The above descriptio­n raises a couple of questions. First, how is the output from one gate routed to the input of another and, second, why is the green:brown:black strand considered an output of the OR gate as a whole, while the intermedia­te purple:brown:green strand is not?

In fact, the answers to both questions are related. DNA gates aren’t hard-wired to each other as the gates on a silicon chip are. Instead, the gates and the input and output strands are free to move in solution and will do so by diffusion. A single input strand will, therefore, come into contact with lots of gates, but will only react with the ones with a complement­ary strand.

In our example, therefore, Input 1 could well come into contact with Gate 3, but it won’t react since it was designed to react only with Gate 1. In other words, different gates have different input and output strands, even though they all represent a binary 1. This also explains why the presence of the purple:brown:green strand isn’t considered to be an output of the complete OR gate. In any practical circuit, the output of the OR gate will be routed to the input of another logic gate, but that logic gate will be designed to respond to the green:brown:black strand and not purple:brown:green.

Caltech researcher­s Erik Winfree and Lulu Qian have already created circuits made from multiple DNA logic gates to perform arithmetic calculatio­ns.
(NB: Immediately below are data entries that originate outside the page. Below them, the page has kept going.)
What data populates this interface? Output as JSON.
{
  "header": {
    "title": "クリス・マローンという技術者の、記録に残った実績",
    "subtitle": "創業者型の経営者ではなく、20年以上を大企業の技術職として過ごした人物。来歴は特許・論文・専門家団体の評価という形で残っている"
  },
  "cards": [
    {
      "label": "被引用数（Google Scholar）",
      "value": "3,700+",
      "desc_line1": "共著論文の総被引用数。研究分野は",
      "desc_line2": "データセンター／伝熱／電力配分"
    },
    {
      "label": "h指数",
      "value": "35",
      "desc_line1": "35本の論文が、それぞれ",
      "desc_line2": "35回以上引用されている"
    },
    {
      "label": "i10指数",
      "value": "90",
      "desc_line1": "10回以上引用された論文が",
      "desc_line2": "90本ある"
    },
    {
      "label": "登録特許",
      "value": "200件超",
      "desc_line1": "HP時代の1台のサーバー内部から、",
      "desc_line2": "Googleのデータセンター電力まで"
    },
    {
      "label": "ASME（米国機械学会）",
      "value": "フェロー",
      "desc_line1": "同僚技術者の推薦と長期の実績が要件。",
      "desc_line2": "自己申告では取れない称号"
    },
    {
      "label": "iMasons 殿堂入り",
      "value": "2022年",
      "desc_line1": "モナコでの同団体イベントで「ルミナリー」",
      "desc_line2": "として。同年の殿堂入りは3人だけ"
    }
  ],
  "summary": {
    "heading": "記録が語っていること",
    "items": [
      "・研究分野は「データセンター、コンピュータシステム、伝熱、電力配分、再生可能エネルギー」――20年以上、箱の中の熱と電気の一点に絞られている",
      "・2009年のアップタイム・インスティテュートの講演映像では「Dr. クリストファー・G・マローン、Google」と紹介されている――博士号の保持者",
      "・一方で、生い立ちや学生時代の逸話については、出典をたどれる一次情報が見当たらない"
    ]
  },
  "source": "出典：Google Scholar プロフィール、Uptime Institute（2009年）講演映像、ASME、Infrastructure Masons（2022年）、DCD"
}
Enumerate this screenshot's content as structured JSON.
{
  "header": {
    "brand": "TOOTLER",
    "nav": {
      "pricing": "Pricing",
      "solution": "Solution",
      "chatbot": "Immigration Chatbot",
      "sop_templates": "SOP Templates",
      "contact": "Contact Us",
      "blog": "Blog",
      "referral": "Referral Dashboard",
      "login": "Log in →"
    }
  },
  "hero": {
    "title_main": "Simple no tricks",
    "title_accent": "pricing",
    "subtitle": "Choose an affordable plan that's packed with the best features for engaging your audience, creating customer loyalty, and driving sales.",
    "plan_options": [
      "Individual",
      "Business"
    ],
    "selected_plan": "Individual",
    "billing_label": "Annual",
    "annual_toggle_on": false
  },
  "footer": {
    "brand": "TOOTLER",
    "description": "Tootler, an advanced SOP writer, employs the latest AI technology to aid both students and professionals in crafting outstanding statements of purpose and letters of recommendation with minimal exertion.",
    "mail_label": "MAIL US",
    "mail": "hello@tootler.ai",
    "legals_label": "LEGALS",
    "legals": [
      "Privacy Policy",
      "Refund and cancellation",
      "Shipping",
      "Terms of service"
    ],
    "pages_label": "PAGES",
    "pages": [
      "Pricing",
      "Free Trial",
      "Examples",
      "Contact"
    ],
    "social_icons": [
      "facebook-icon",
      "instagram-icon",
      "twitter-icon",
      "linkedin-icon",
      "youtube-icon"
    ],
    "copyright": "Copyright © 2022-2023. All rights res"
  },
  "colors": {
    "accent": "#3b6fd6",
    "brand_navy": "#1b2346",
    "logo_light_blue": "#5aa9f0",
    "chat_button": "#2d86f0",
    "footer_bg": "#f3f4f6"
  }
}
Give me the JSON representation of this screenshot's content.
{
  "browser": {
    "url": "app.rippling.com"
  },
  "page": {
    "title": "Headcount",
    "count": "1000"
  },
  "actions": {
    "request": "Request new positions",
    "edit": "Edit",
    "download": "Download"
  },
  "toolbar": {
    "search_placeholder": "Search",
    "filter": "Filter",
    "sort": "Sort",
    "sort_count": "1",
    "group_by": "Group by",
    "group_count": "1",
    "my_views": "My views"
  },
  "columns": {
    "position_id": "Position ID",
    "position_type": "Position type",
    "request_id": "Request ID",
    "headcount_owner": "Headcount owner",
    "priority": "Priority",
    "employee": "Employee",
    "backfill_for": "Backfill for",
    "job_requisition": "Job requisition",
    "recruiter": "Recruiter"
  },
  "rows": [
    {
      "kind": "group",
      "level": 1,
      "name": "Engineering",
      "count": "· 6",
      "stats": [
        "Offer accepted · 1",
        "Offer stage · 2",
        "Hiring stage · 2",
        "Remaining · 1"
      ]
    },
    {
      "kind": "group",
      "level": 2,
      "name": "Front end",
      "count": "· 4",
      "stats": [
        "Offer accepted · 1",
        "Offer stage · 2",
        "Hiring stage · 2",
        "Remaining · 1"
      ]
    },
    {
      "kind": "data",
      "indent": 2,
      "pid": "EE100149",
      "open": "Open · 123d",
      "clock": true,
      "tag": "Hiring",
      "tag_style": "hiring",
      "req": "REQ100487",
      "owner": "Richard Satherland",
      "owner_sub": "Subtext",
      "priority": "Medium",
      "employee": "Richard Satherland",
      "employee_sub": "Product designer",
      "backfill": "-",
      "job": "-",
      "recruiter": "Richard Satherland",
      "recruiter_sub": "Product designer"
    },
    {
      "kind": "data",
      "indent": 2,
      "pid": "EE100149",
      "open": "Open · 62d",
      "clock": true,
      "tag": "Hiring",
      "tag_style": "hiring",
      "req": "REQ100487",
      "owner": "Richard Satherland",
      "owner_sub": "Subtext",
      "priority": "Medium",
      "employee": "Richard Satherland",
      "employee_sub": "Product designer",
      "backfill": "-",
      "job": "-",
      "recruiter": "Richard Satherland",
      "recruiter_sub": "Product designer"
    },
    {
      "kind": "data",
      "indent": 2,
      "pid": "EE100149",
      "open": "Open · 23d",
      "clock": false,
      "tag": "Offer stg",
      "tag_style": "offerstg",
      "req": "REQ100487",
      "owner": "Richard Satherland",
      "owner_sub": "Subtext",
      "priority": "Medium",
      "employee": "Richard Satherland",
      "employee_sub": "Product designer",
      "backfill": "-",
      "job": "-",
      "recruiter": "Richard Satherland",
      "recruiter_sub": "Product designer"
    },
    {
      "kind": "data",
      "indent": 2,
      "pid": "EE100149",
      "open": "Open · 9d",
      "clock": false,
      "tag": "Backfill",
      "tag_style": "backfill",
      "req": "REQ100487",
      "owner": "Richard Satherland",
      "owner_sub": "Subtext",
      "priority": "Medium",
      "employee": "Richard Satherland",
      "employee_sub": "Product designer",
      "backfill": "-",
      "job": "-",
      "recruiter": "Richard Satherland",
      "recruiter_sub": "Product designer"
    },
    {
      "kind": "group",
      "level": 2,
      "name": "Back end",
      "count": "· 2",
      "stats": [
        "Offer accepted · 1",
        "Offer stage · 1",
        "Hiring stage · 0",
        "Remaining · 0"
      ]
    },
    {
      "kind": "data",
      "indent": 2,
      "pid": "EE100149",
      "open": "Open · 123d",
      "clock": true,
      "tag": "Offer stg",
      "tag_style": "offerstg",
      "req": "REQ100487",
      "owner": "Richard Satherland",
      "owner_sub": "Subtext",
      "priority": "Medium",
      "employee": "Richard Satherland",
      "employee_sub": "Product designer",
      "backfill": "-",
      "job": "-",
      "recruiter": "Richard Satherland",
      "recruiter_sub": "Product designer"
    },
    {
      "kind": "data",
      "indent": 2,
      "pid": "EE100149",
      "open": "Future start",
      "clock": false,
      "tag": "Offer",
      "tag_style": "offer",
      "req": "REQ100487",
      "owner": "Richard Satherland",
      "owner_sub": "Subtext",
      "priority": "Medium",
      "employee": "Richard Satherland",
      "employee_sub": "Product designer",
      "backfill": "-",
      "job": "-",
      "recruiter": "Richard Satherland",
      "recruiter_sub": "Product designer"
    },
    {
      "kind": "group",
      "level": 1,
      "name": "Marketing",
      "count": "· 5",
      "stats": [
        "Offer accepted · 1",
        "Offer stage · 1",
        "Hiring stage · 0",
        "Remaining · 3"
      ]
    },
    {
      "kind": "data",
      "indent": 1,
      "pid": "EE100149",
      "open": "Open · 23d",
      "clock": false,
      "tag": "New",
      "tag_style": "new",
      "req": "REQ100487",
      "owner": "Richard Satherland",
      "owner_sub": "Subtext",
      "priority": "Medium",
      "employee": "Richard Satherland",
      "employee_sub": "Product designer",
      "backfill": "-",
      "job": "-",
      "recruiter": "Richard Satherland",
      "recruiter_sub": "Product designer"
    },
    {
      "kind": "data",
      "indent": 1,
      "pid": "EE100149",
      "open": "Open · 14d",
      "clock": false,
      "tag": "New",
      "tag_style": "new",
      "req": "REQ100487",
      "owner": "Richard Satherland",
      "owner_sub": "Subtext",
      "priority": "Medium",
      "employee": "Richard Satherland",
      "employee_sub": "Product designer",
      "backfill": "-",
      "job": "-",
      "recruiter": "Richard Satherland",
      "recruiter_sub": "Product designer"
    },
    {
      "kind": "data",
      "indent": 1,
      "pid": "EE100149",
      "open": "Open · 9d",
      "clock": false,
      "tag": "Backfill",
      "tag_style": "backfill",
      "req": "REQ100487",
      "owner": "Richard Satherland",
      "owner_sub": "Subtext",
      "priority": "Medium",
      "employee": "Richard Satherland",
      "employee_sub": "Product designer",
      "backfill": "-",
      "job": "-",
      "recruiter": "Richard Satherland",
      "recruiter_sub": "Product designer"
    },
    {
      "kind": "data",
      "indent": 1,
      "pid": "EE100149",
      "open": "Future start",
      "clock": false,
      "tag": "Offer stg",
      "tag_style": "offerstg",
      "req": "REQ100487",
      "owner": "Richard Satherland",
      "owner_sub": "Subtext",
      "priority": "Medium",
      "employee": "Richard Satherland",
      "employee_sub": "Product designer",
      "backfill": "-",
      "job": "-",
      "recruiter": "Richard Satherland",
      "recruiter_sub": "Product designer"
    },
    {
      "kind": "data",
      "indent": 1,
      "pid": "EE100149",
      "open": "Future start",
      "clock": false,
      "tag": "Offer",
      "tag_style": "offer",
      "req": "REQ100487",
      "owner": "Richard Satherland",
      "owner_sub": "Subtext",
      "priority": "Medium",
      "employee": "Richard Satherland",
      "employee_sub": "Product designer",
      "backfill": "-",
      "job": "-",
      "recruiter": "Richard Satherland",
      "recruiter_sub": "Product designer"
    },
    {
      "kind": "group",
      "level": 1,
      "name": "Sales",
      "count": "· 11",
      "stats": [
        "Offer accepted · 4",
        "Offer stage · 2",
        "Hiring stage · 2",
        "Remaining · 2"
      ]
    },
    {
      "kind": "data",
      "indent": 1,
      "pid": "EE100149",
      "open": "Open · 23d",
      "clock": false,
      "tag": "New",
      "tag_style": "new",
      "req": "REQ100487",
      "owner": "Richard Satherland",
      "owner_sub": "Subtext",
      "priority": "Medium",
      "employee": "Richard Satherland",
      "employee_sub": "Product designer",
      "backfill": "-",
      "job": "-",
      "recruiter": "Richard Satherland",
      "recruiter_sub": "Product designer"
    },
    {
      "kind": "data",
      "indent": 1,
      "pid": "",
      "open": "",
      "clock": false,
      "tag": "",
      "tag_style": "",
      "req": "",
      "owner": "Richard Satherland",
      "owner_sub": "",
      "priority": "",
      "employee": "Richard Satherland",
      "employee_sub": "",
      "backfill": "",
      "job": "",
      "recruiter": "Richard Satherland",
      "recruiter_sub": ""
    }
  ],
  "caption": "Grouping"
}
Their circuit used 130 strands of DNA and was able to calculate the square root of a 4-bit binary number in 6 to 10 hours. More recently, researcher­s at the University of Washington have used so-called DNA origami to act as scaffoldin­g to anchor the various DNA strands in close proximity to the strands they are designed to react with. This very much reduces the time taken for reacting strands to diffuse towards each other, and has reduced times for simple computatio­ns fromhours to minutes.

The fact is, though, that these chemical reactions are never going to come close to reaching the speed of electronic circuits, and fast computatio­n is only going to be achieved by offsetting slow chemical reactions with a massively parallel architectu­re. Certainly logic circuits can be designed to exhibit parallelis­m, but massive gains in performanc­e are only going to be realised when there is the scope for inherent parallelis­m of the type found in Adleman’s solution to the travelling salesman problem. On the other hand, as many DNA computing pioneers have pointed out, DNA computatio­n offers major benefits even in cases where speed isn’t one of them.

NON-DETERMINIS­TIC DNA

So far we’ve seen an example of a massively parallel DNA computatio­n hard-wired to solve one particular problem. We’ve also seen the implementa­tion of logic gates in DNA, with the potential for universal computatio­n, but with much less scope for inherent parallelis­m. Neither seems to take us close to a super-fast, general purpose DNA computer. However, a 2017 project at the University of Manchester holds out the promise of exactly that.

The developmen­t was of a so-called nondetermi­nistic architectu­re and this is the key to the phenomenal performanc­e on offer. We are used to the idea of computers being determinis­tic, that is, given a particular program instructio­n and particular data, the action it will take is fixed. In a non-determinis­tic architectu­re, however, there is no such direct link between cause and effect. Instead, it is possible to write a program in which instructio­ns provide several alternativ­e courses of action. Until now, such computers were mere thought experiment­s and, even if they were physically possible, they probably wouldn’t give a correct answer to a problem because they might guess the wrong course of action from the alternativ­es provided in the program. The University of Manchester’s novel DNA-based architectu­re changes all that.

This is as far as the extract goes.